A disadvantage of disk cloning is that it requires a re-creation of the cloned images if you need to change something as simple as a device driver file. We have standardized on only a few workstation models to support, thus the number of images needed is very small. Also the time between releases of our OS image is relatively long, thus we do not have to recreate the cloned images several times. It is our opinion that the time benefits saved installing the cloned image outweighs the cost of creating and recreating the initial clone image.

3.3 ACLs

Once we established a process to install the OS, we extended it to customize the build Microsoft provides. First we used the Zero Admin Kit for Windows* to build our initial ACL settings. This kit, freely available from Microsoft, provides a script to set the ACLs on the local file system to remove Everyone:Read from the file system ACLs and to set them to Users:Read-Only for the C: partition. We applied the same ACL set to the D: partitions, where applications are installed.

Another tweak we made is to %Systemroot%\system32, which has the directory permissions set to Users:Add & Read, Creator-Owner:Full Control. The files provided at build time are set to Users:Read-only. With this setting, users could add new files to the directory, but couldn't change any of the files that were there at build time. The intent of this setting was to allow "good" programs to install to the system, letting them add files to the system32 partition, but not change anything that was already there. This proved in the end to be a very minor impact.

These ACL settings provided the greatest level of controversy with our customers. Many of our customers who were familiar with Microsoft Windows, Windows 95/98 and NT were accustomed to having full administrative rights or the ability in general to install any application they wished. To them, their NT system was their personal computer to do with as they pleased. Our wish was to treat these machines like tightly controlled UNIX workstations, not personal computers. This mindset change was difficult for some to get over, but once they realized their environment was more stable, they began to accept the locked down system.

When these same users began to use our locked down build, they quickly found that most applications could not install on the system. The installation programs would either complain about the inability to copy a DLL, or simply fail with an error message. They would even complain if the version of the file there were copying was exactly the same as what was on the system. The installation required copying the file no matter what. Some good applications would allow you to skip those types of errors and continue with the install, but unfortunately those were very far and few between.
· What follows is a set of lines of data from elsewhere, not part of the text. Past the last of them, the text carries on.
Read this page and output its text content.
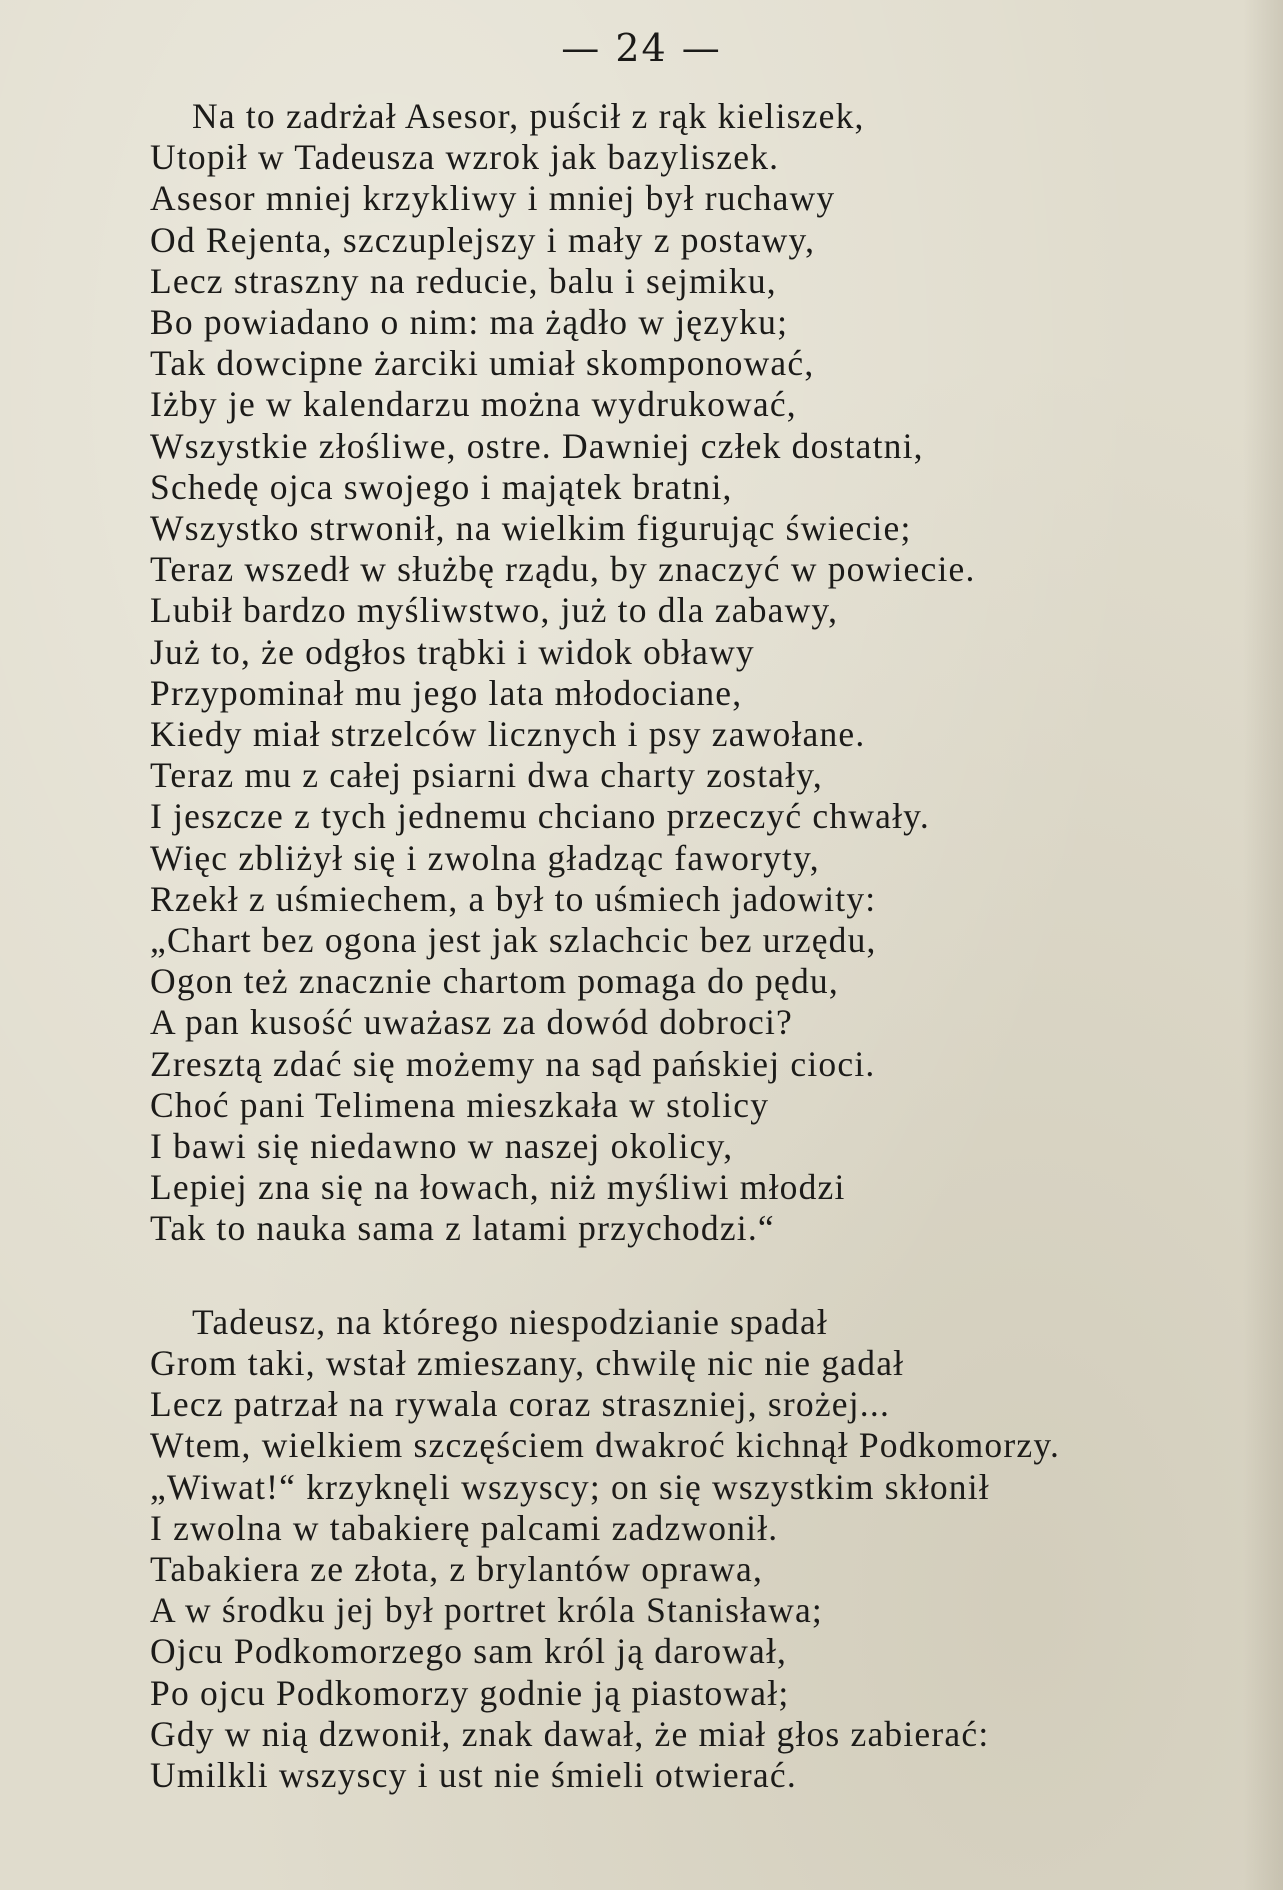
— 24 —

Na to zadrżał Asesor, puścił z rąk kieliszek,

Utopił w Tadeusza wzrok jak bazyliszek.

Asesor mniej krzykliwy i mniej był ruchawy

Od Rejenta, szczuplejszy i mały z postawy,

Lecz straszny na reducie, balu i sejmiku,

Bo powiadano o nim: ma żądło w języku;

Tak dowcipne żarciki umiał skomponować,

Iżby je w kalendarzu można wydrukować,

Wszystkie złośliwe, ostre. Dawniej człek dostatni,

Schedę ojca swojego i majątek bratni,

Wszystko strwonił, na wielkim figurując świecie;

Teraz wszedł w służbę rządu, by znaczyć w powiecie.

Lubił bardzo myśliwstwo, już to dla zabawy,

Już to, że odgłos trąbki i widok obławy

Przypominał mu jego lata młodociane,

Kiedy miał strzelców licznych i psy zawołane.

Teraz mu z całej psiarni dwa charty zostały,

I jeszcze z tych jednemu chciano przeczyć chwały.

Więc zbliżył się i zwolna gładząc faworyty,

Rzekł z uśmiechem, a był to uśmiech jadowity:

„Chart bez ogona jest jak szlachcic bez urzędu,

Ogon też znacznie chartom pomaga do pędu,

A pan kusość uważasz za dowód dobroci?

Zresztą zdać się możemy na sąd pańskiej cioci.

Choć pani Telimena mieszkała w stolicy

I bawi się niedawno w naszej okolicy,

Lepiej zna się na łowach, niż myśliwi młodzi

Tak to nauka sama z latami przychodzi.“

Tadeusz, na którego niespodzianie spadał

Grom taki, wstał zmieszany, chwilę nic nie gadał

Lecz patrzał na rywala coraz straszniej, srożej...

Wtem, wielkiem szczęściem dwakroć kichnął Podkomorzy.

„Wiwat!“ krzyknęli wszyscy; on się wszystkim skłonił

I zwolna w tabakierę palcami zadzwonił.

Tabakiera ze złota, z brylantów oprawa,

A w środku jej był portret króla Stanisława;

Ojcu Podkomorzego sam król ją darował,

Po ojcu Podkomorzy godnie ją piastował;

Gdy w nią dzwonił, znak dawał, że miał głos zabierać:

Umilkli wszyscy i ust nie śmieli otwierać.
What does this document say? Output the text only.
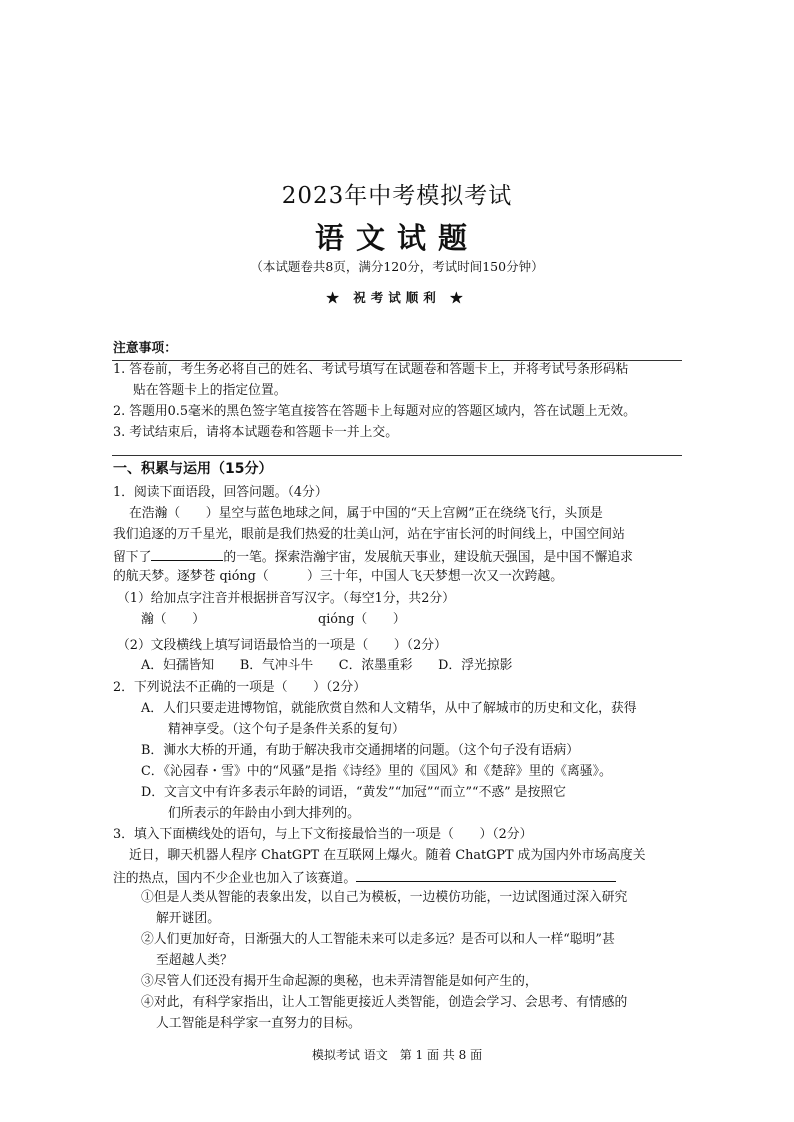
2023年中考模拟考试
语文试题
（本试题卷共8页，满分120分，考试时间150分钟）
★ 祝考试顺利 ★
注意事项：
1. 答卷前，考生务必将自己的姓名、考试号填写在试题卷和答题卡上，并将考试号条形码粘
贴在答题卡上的指定位置。
2. 答题用0.5毫米的黑色签字笔直接答在答题卡上每题对应的答题区域内，答在试题上无效。
3. 考试结束后，请将本试题卷和答题卡一并上交。
一、积累与运用（15分）
1．阅读下面语段，回答问题。（4分）
在浩瀚（　　）星空与蓝色地球之间，属于中国的“天上宫阙”正在绕绕飞行，头顶是
我们追逐的万千星光，眼前是我们热爱的壮美山河，站在宇宙长河的时间线上，中国空间站
留下了	的一笔。探索浩瀚宇宙，发展航天事业，建设航天强国，是中国不懈追求
的航天梦。逐梦苍 qióng（　　　）三十年，中国人飞天梦想一次又一次跨越。
（1）给加点字注音并根据拼音写汉字。（每空1分，共2分）
瀚（　　）	qióng（　　）
（2）文段横线上填写词语最恰当的一项是（　　）（2分）
A．妇孺皆知　　B．气冲斗牛　　C．浓墨重彩　　D．浮光掠影
2．下列说法不正确的一项是（　　）（2分）
A．人们只要走进博物馆，就能欣赏自然和人文精华，从中了解城市的历史和文化，获得
精神享受。（这个句子是条件关系的复句）
B．浉水大桥的开通，有助于解决我市交通拥堵的问题。（这个句子没有语病）
C．《沁园春・雪》中的“风骚”是指《诗经》里的《国风》和《楚辞》里的《离骚》。
D．文言文中有许多表示年龄的词语，“黄发”“加冠”“而立”“不惑” 是按照它
们所表示的年龄由小到大排列的。
3．填入下面横线处的语句，与上下文衔接最恰当的一项是（　　）（2分）
近日，聊天机器人程序 ChatGPT 在互联网上爆火。随着 ChatGPT 成为国内外市场高度关
注的热点，国内不少企业也加入了该赛道。
①但是人类从智能的表象出发，以自己为模板，一边模仿功能，一边试图通过深入研究
解开谜团。
②人们更加好奇，日渐强大的人工智能未来可以走多远？是否可以和人一样“聪明”甚
至超越人类？
③尽管人们还没有揭开生命起源的奥秘，也未弄清智能是如何产生的，
④对此，有科学家指出，让人工智能更接近人类智能，创造会学习、会思考、有情感的
人工智能是科学家一直努力的目标。
模拟考试 语文　第 1 面 共 8 面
Since the users were not able to install their own applications, it placed the entire burden of application installation on the heads of the administrative support team. We needed a means to install the application on the workstation remotely and consistently.

4. Software Distribution and Installation


The application-less workstation requires that we install as many tools as possible to run from a file server. The file server location also had to be read-only to all users. We did not want users writing to temp files, etc to the application server.

These requirements resulted in an application installation process that is summarized to updating the local and user's registry, creating short cuts to the network location, and copying DLLs to the system32 directory.

Most of the applications we use do not provide an option of installing and running the application from a network file server. This means in order to make our locked down, application-less workstation model work, we were going to have to re-create the vendor installation that would allow the application to run from the network.

Since we also intended to run batch jobs on our NT workstations at any time of the day, we wanted to minimize job loss by minimizing the number of reboots of a system. Many vendor installs seem to require reboot of the system simply to start a service or perform some other simple function. However, most of the time a reboot was only necessary to update a locked DLL.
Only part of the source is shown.